Sport trucks are totally useless as performance cars then. And, once the owner of a sport truck goes the extra mile and lowers the suspension and starts removing most of the other elements that makes a pickup a pickup, it becomes more and more useless for actual work in the process. What this yields is a vehicle that looks like a truck, handles and typically performs worse than a car, and isn't even good for hauling three bags of mulch home from Lowe's.
What does all of that have to do with the GMC Syclone? Almost everything. The Syclone was the first sports pickup that managed to completely transcend most of those negatives, and in the process rebelliously ripping up the rule book on what constituted a performance vehicle.

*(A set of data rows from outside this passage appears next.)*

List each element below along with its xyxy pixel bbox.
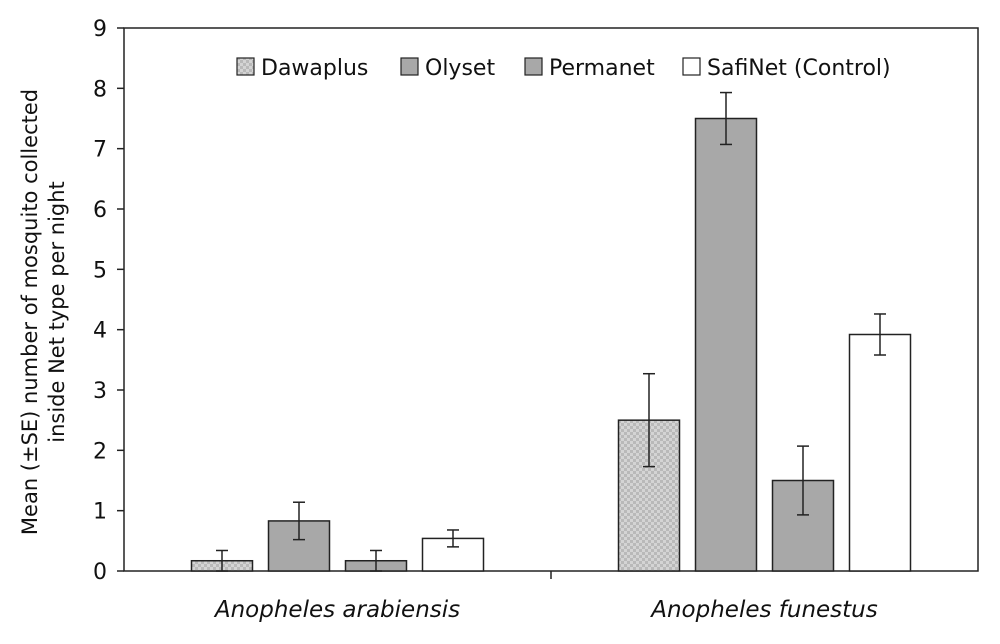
y-tick-label: 7 — [93, 138, 107, 163]
legend-label: Olyset — [425, 56, 495, 81]
y-tick-label: 5 — [93, 258, 107, 283]
axes: 0 1 2 3 4 5 6 7 8 9 Anopheles arabiensis Anopheles … — [93, 17, 878, 623]
legend-swatch — [400, 57, 419, 76]
y-tick-label: 2 — [93, 439, 107, 464]
y-tick-label: 9 — [93, 17, 107, 42]
y-tick-label: 8 — [93, 77, 107, 102]
y-axis-label-line-2: inside Net type per night — [45, 181, 69, 443]
legend: Dawaplus Olyset Permanet SafiNet (Control) — [236, 56, 891, 81]
bar-safinet-control — [848, 333, 912, 572]
bars — [190, 91, 912, 572]
y-axis-label-line-1: Mean (±SE) number of mosquito collected — [18, 89, 42, 535]
y-tick-label: 3 — [93, 379, 107, 404]
legend-label: SafiNet (Control) — [707, 56, 891, 81]
legend-label: Dawaplus — [261, 56, 368, 81]
x-category-label: Anopheles funestus — [649, 597, 878, 623]
legend-swatch — [682, 57, 701, 76]
legend-swatch — [524, 57, 543, 76]
y-tick-label: 4 — [93, 319, 107, 344]
legend-swatch — [236, 57, 255, 76]
y-tick-label: 0 — [93, 560, 107, 585]
y-tick-label: 1 — [93, 500, 107, 525]
x-category-label: Anopheles arabiensis — [213, 597, 460, 623]
legend-label: Permanet — [549, 56, 655, 81]
y-tick-label: 6 — [93, 198, 107, 223]
bar-olyset — [694, 117, 758, 572]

That said, it still wasn't much for actual work — its payload capacity was just a few hundred pounds and it couldn't tow anything. It wasn't a usable truck. So why exactly would you buy one then?
Pull up the spec sheet and it suddenly becomes clear. With a Mitsubishi turbocharger and Garrett intercooler on board, the 4.3 liter V6 would afford you 280 horsepower and 350 lb-ft of torque. While this isn't that impressive in light of the naturally aspirated V6 engines we have today, those numbers were a very big deal back in 1991.
The deal gets even bigger from there. A 1991 Acura NSX was good to reach 60 miles an hour from a dead stop in about 5 seconds. The contemporary Ferrari 348 could get there in a little over 5 seconds. The GMC in stock form managed to hit 60 in 4.6 seconds. You can guess what the sticker price on the NSX and 348 was back in 1991. The Syclone was faster than either of the two of them and GM would only charge you $26,000 dollars, which was half the cost of an original Corvette ZR-1 and not much more coin than an IROC-Z Camaro.
Starting to see the big picture now? This was something that looked like a truck that could pull a Ferrari's pants down around its ankles and then point and laugh about what it was keeping tucked in its underwear. Even today — over twenty years later — it's no slouch and can almost keep pace with a new Camaro ZL-1. Aside from the numb steering gear, it could handle a winding road even in poor driving conditions without drama, thanks to it's all-wheel drive layout. And it wasn't exclusive to the elite, powerful and wealthy.
Even more remarkable is that the Syclone, after you strip away its low-profile tires, the turbo, and its bulging body-cladding, is really something made up of bits and pieces. That 4.3 liter V6 was the same motor that you would find under the hood of a typical run-of-the-mill S10 or Sonoma pickup truck. The all-wheel drive system was from the Chevrolet Astro minivan. The Syclone's unique instrument cluster was actually borrowed from a turbo-powered Pontiac Sunbird.
General Motors built 2,995 examples of the GMC Syclone for 1991. Production was set to continue for 1992 alongside the related GMC Jimmy-based Typhoon with an expanded color palette that included unheard of colors like white and red, but the plug was pulled at the last minute for really no good reason.
I can't think of anything that GM's built since that has been so totally outrageous. The Corvette and Camaro have always been upfront and honest about what they were made to do; their mission statement is printed right on the packaging. The GMC Syclone, on the other hand, was something completely left-field, a hairy-chested yell at the heart of Americans who wrote them off as being incapable of doing anything interesting, well-done, or innovative. While it still wasn't enough to rectify GM's dismal business sense and atone for the horrible cars it built, and while its status as a performance titan didn't carry enough of a halo effect to drag buyers it had forever lost to import builders back into showrooms, it will still forever have a place in automotive history as GM's best "fuck you" ever.